Mr Nurdin had grown up poor, living in a tiny wooden shack with his parents and 14 siblings on Karimun island. Money was scarce for his family.
"I sold Malay cakes, carried water from the wells to homes to help the family's finances. I was frugal and saved up to buy my own house and car," he said.
Wife Noor Lizah said her husband eschewed frivolous things. "He bought me a dress from Singapore but I told him it looked like a mosquito net," she said.
The 57-year-old said her husband would spend his free time at the mosque or the coffee shop to mingle with residents.
Once she got upset because he returned home late for breakfast after his morning prayers.
"He told me to get into the car and then he drove me to see all his 'girlfriends'," she recounted.
"'That's my girlfriend, and that one too,' he said.
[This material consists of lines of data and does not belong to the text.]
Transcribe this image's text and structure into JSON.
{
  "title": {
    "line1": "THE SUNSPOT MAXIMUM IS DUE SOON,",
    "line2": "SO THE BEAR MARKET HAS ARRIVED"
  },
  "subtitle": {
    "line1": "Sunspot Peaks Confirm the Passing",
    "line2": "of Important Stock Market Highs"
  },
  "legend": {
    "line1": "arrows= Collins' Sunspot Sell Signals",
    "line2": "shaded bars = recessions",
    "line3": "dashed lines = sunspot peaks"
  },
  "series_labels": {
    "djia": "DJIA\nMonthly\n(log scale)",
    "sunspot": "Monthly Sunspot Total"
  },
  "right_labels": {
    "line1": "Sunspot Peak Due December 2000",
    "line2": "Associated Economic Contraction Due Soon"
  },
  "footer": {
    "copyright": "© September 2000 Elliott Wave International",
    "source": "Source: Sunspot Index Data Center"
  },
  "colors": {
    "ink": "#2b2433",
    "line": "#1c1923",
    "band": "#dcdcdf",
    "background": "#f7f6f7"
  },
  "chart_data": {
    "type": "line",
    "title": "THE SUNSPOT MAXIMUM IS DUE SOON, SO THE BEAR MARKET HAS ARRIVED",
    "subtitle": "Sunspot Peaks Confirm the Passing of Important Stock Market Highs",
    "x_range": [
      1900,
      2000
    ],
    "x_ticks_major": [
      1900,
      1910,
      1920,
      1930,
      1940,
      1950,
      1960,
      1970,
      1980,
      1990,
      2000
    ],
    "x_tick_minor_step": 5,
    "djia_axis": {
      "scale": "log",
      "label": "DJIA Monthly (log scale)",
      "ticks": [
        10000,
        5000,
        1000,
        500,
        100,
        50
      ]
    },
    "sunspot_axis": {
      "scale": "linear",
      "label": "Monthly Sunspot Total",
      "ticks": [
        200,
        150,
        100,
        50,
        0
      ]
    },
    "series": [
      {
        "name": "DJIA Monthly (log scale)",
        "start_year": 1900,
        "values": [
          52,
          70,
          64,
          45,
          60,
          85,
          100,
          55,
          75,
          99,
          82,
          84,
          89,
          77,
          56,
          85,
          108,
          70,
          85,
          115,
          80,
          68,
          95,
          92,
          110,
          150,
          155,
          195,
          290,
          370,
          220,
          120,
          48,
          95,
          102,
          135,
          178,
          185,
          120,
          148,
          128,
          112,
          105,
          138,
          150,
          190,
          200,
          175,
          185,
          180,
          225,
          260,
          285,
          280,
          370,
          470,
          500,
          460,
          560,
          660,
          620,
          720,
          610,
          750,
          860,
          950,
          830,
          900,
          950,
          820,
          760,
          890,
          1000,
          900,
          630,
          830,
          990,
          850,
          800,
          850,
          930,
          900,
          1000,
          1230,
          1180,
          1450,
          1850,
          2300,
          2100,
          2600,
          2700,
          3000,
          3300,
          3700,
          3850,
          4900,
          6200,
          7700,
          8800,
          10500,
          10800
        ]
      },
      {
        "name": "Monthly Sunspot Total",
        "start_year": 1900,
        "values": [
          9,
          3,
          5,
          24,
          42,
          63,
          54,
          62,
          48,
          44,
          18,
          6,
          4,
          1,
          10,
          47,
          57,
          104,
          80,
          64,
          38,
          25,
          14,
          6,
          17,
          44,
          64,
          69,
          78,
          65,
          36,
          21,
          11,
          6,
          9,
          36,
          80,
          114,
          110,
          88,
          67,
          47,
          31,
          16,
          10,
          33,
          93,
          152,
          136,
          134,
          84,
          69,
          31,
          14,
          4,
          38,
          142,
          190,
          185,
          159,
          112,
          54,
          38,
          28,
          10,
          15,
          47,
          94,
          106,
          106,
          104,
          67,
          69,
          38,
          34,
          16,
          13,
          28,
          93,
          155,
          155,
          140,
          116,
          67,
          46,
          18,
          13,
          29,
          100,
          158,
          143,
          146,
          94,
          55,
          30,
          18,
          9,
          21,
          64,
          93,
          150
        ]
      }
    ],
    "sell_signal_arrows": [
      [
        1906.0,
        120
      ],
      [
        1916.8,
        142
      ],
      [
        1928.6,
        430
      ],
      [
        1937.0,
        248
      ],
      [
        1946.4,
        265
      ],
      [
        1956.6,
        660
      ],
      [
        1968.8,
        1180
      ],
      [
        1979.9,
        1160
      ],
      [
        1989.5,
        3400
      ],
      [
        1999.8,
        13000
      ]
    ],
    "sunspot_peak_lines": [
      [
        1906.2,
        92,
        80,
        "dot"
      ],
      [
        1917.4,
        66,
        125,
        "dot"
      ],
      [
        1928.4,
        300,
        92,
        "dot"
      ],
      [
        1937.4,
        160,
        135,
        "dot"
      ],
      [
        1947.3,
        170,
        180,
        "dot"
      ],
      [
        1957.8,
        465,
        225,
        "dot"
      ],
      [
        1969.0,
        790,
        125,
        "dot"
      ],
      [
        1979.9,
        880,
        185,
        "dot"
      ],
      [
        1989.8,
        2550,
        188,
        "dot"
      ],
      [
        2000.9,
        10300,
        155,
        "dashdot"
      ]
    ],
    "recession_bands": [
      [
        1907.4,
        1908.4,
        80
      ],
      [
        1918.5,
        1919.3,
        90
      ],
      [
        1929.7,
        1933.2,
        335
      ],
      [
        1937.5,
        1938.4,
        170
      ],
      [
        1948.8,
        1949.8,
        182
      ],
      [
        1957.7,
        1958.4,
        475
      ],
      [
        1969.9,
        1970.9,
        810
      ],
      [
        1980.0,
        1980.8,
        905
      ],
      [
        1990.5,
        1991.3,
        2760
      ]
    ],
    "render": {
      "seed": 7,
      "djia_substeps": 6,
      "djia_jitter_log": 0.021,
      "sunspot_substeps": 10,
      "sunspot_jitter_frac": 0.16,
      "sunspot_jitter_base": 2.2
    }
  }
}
They turned out to be homeless street people he had helped earlier."
Indeed, the Nurdins' love story could have been the stuff of a Malay soap opera, what they themselves have dubbed "Cinta Sambal Belacan", or Sambal Belacan Love.
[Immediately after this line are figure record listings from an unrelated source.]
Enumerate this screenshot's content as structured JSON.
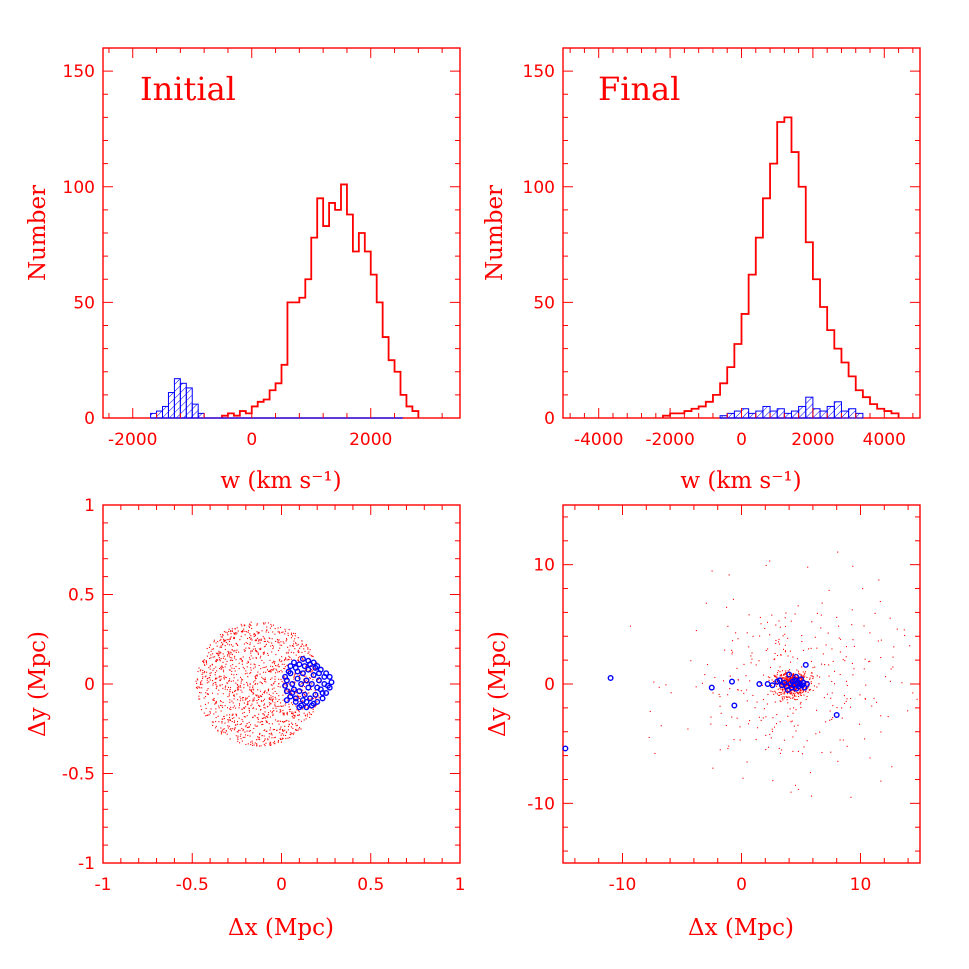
{
  "figure": {
    "colors": {
      "total": "#ff0000",
      "subgroup": "#0000ff",
      "frame": "#ff0000"
    }
  },
  "chart_data": [
    {
      "type": "histogram",
      "title": "Initial",
      "xlabel": "w (km s⁻¹)",
      "ylabel": "Number",
      "xlim": [
        -2500,
        3500
      ],
      "ylim": [
        0,
        160
      ],
      "xticks": [
        -2000,
        0,
        2000
      ],
      "yticks": [
        0,
        50,
        100,
        150
      ],
      "bin_width": 100,
      "series": [
        {
          "style": "step",
          "bins": [
            [
              -500,
              1
            ],
            [
              -400,
              2
            ],
            [
              -300,
              1
            ],
            [
              -200,
              3
            ],
            [
              -100,
              2
            ],
            [
              0,
              5
            ],
            [
              100,
              7
            ],
            [
              200,
              8
            ],
            [
              300,
              12
            ],
            [
              400,
              15
            ],
            [
              500,
              23
            ],
            [
              600,
              50
            ],
            [
              700,
              50
            ],
            [
              800,
              52
            ],
            [
              900,
              60
            ],
            [
              1000,
              78
            ],
            [
              1100,
              95
            ],
            [
              1200,
              83
            ],
            [
              1300,
              93
            ],
            [
              1400,
              90
            ],
            [
              1500,
              101
            ],
            [
              1600,
              88
            ],
            [
              1700,
              72
            ],
            [
              1800,
              80
            ],
            [
              1900,
              72
            ],
            [
              2000,
              62
            ],
            [
              2100,
              50
            ],
            [
              2200,
              35
            ],
            [
              2300,
              25
            ],
            [
              2400,
              20
            ],
            [
              2500,
              10
            ],
            [
              2600,
              5
            ],
            [
              2700,
              3
            ]
          ]
        },
        {
          "style": "hatched",
          "bins": [
            [
              -1700,
              2
            ],
            [
              -1600,
              3
            ],
            [
              -1500,
              5
            ],
            [
              -1400,
              11
            ],
            [
              -1300,
              17
            ],
            [
              -1200,
              15
            ],
            [
              -1100,
              13
            ],
            [
              -1000,
              6
            ],
            [
              -900,
              2
            ]
          ]
        }
      ]
    },
    {
      "type": "histogram",
      "title": "Final",
      "xlabel": "w (km s⁻¹)",
      "ylabel": "Number",
      "xlim": [
        -5000,
        5000
      ],
      "ylim": [
        0,
        160
      ],
      "xticks": [
        -4000,
        -2000,
        0,
        2000,
        4000
      ],
      "yticks": [
        0,
        50,
        100,
        150
      ],
      "bin_width": 200,
      "series": [
        {
          "style": "step",
          "bins": [
            [
              -2200,
              1
            ],
            [
              -2000,
              2
            ],
            [
              -1800,
              2
            ],
            [
              -1600,
              3
            ],
            [
              -1400,
              4
            ],
            [
              -1200,
              5
            ],
            [
              -1000,
              7
            ],
            [
              -800,
              10
            ],
            [
              -600,
              15
            ],
            [
              -400,
              22
            ],
            [
              -200,
              32
            ],
            [
              0,
              45
            ],
            [
              200,
              62
            ],
            [
              400,
              78
            ],
            [
              600,
              95
            ],
            [
              800,
              110
            ],
            [
              1000,
              128
            ],
            [
              1200,
              130
            ],
            [
              1400,
              115
            ],
            [
              1600,
              100
            ],
            [
              1800,
              76
            ],
            [
              2000,
              60
            ],
            [
              2200,
              48
            ],
            [
              2400,
              38
            ],
            [
              2600,
              30
            ],
            [
              2800,
              24
            ],
            [
              3000,
              18
            ],
            [
              3200,
              12
            ],
            [
              3400,
              9
            ],
            [
              3600,
              6
            ],
            [
              3800,
              4
            ],
            [
              4000,
              3
            ],
            [
              4200,
              2
            ]
          ]
        },
        {
          "style": "hatched",
          "bins": [
            [
              -600,
              1
            ],
            [
              -400,
              2
            ],
            [
              -200,
              3
            ],
            [
              0,
              4
            ],
            [
              200,
              2
            ],
            [
              400,
              3
            ],
            [
              600,
              5
            ],
            [
              800,
              3
            ],
            [
              1000,
              4
            ],
            [
              1200,
              2
            ],
            [
              1400,
              3
            ],
            [
              1600,
              5
            ],
            [
              1800,
              9
            ],
            [
              2000,
              4
            ],
            [
              2200,
              3
            ],
            [
              2400,
              5
            ],
            [
              2600,
              7
            ],
            [
              2800,
              3
            ],
            [
              3000,
              4
            ],
            [
              3200,
              2
            ]
          ]
        }
      ]
    },
    {
      "type": "scatter",
      "xlabel": "Δx (Mpc)",
      "ylabel": "Δy (Mpc)",
      "xlim": [
        -1,
        1
      ],
      "ylim": [
        -1,
        1
      ],
      "xticks": [
        -1,
        -0.5,
        0,
        0.5,
        1
      ],
      "xtick_labels": [
        "-1",
        "-0.5",
        "0",
        "0.5",
        "1"
      ],
      "yticks": [
        -1,
        -0.5,
        0,
        0.5,
        1
      ],
      "ytick_labels": [
        "-1",
        "-0.5",
        "0",
        "0.5",
        "1"
      ],
      "series": [
        {
          "marker": "dot",
          "distribution": "uniform disc",
          "center": [
            -0.13,
            0.0
          ],
          "radius": 0.35,
          "count": 1400
        },
        {
          "marker": "open-circle",
          "points": [
            [
              0.03,
              0.02
            ],
            [
              0.05,
              0.06
            ],
            [
              0.08,
              0.09
            ],
            [
              0.1,
              0.11
            ],
            [
              0.12,
              0.14
            ],
            [
              0.15,
              0.13
            ],
            [
              0.18,
              0.12
            ],
            [
              0.2,
              0.1
            ],
            [
              0.22,
              0.08
            ],
            [
              0.25,
              0.06
            ],
            [
              0.27,
              0.04
            ],
            [
              0.28,
              0.01
            ],
            [
              0.27,
              -0.02
            ],
            [
              0.25,
              -0.05
            ],
            [
              0.23,
              -0.08
            ],
            [
              0.2,
              -0.1
            ],
            [
              0.17,
              -0.12
            ],
            [
              0.14,
              -0.13
            ],
            [
              0.11,
              -0.12
            ],
            [
              0.08,
              -0.1
            ],
            [
              0.05,
              -0.07
            ],
            [
              0.03,
              -0.04
            ],
            [
              0.02,
              -0.01
            ],
            [
              0.02,
              0.04
            ],
            [
              0.06,
              0.0
            ],
            [
              0.09,
              0.03
            ],
            [
              0.12,
              0.06
            ],
            [
              0.15,
              0.08
            ],
            [
              0.18,
              0.05
            ],
            [
              0.21,
              0.02
            ],
            [
              0.24,
              0.0
            ],
            [
              0.22,
              -0.03
            ],
            [
              0.19,
              -0.06
            ],
            [
              0.16,
              -0.08
            ],
            [
              0.13,
              -0.06
            ],
            [
              0.1,
              -0.04
            ],
            [
              0.07,
              -0.03
            ],
            [
              0.11,
              0.0
            ],
            [
              0.14,
              0.02
            ],
            [
              0.17,
              0.0
            ],
            [
              0.2,
              -0.02
            ],
            [
              0.13,
              0.1
            ],
            [
              0.16,
              0.11
            ],
            [
              0.09,
              0.07
            ],
            [
              0.05,
              0.1
            ],
            [
              0.24,
              0.04
            ],
            [
              0.26,
              -0.01
            ],
            [
              0.18,
              -0.11
            ],
            [
              0.12,
              -0.09
            ],
            [
              0.06,
              -0.05
            ],
            [
              0.04,
              0.07
            ],
            [
              0.15,
              -0.02
            ],
            [
              0.21,
              0.06
            ],
            [
              0.1,
              -0.13
            ],
            [
              0.08,
              -0.08
            ],
            [
              0.19,
              0.09
            ],
            [
              0.07,
              0.12
            ],
            [
              0.23,
              -0.05
            ],
            [
              0.14,
              -0.1
            ],
            [
              0.03,
              -0.09
            ]
          ]
        }
      ]
    },
    {
      "type": "scatter",
      "xlabel": "Δx (Mpc)",
      "ylabel": "Δy (Mpc)",
      "xlim": [
        -15,
        15
      ],
      "ylim": [
        -15,
        15
      ],
      "xticks": [
        -10,
        0,
        10
      ],
      "xtick_labels": [
        "-10",
        "0",
        "10"
      ],
      "yticks": [
        -10,
        0,
        10
      ],
      "ytick_labels": [
        "-10",
        "0",
        "10"
      ],
      "series": [
        {
          "marker": "dot",
          "distribution": "concentrated cluster with sparse halo",
          "center": [
            4.2,
            0.0
          ],
          "core_count": 500,
          "halo_count": 350
        },
        {
          "marker": "open-circle",
          "points": [
            [
              -14.8,
              -5.4
            ],
            [
              -11.0,
              0.5
            ],
            [
              -2.5,
              -0.3
            ],
            [
              -0.8,
              0.2
            ],
            [
              -0.6,
              -1.8
            ],
            [
              1.5,
              0.0
            ],
            [
              2.2,
              0.0
            ],
            [
              2.6,
              -0.1
            ],
            [
              3.0,
              0.2
            ],
            [
              3.2,
              0.3
            ],
            [
              3.4,
              -0.1
            ],
            [
              3.6,
              0.1
            ],
            [
              3.8,
              -0.2
            ],
            [
              4.0,
              0.8
            ],
            [
              4.1,
              0.0
            ],
            [
              4.2,
              -0.3
            ],
            [
              4.3,
              0.2
            ],
            [
              4.4,
              -0.1
            ],
            [
              4.5,
              0.3
            ],
            [
              4.6,
              -0.4
            ],
            [
              4.7,
              0.1
            ],
            [
              4.8,
              -0.2
            ],
            [
              4.9,
              0.0
            ],
            [
              5.0,
              0.4
            ],
            [
              5.1,
              -0.1
            ],
            [
              5.2,
              0.1
            ],
            [
              5.3,
              -0.3
            ],
            [
              5.5,
              0.0
            ],
            [
              3.9,
              -0.5
            ],
            [
              4.6,
              0.6
            ],
            [
              5.4,
              1.6
            ],
            [
              8.0,
              -2.6
            ]
          ]
        }
      ]
    }
  ]
}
Madam Noor Lizah's grandmother, who had royal links in Meral, a little district off Karimun which was then the island's centre of power, broke taboo after marrying a commoner - her grandfather now - and was forced to seek refuge in Singapore.
In the late 1970s, her parents returned to Karimun to look for their family. Not only did they find their relatives, but a cousin's incredible sambal belacan, a spicy chilli padi and shrimp paste.
Mr Nurdin, a distant relative, conveniently became their courier. Whenever he sailed to Singapore, he would deliver the chilli condiment to them.
He secretly harboured feelings for her, but confessed his love only after she visited his home.
"We went for a stroll and under the frangipani tree, he said he liked me," a giggling Madam Noor Lizah said.
They were an odd couple - he was a kampung boy and she, then 18 and fresh out of Stamford College, a strong-minded, modern girl decked in miniskirts, hotpants and chunky platform shoes.
"It was 11pm. He said, 'Do you know where we are? We are at a cemetery.' I was scared, so I held his hand. We held hands all the way lah," she said.
Mr Nurdin confessed to being too shy at first to profess his feelings, saying: "I was busy working and had no idea how to court women. But I thought if she dared to come to the village, it meant she was open to change ."
And change they both did, after they tied the knot in 1982.
With his wife's encouragement, he furthered his studies, and now holds a master's degree in communications and a doctorate in state administration.
Madam Noor Lizah stayed back in Singapore to raise their children - Nora, now 33, Muhammad Nurhidayat, 27, and Harith Fachri, eight.
But eventually she moved to Karimun after her husband became its regent more than a decade ago.
She still makes weekly trips to Singapore, though, to visit her children at their Sengkang flat and hangs out at Bussorah Street to "relax".
She now chairs the provincial cancer foundation and the disaster response team, among other posts, which sees her island-hopping to attend meetings and events.
She was, however, denied permission to chair the provincial Family Welfare Movement or PKK - typically given to governors' spouses - as she is still a Singaporean.
She said: "I am proud to be Singaporean. I would like to do more things for the people here (Riau). For humanitarian work, it doesn't matter which country you are from or which passport you hold."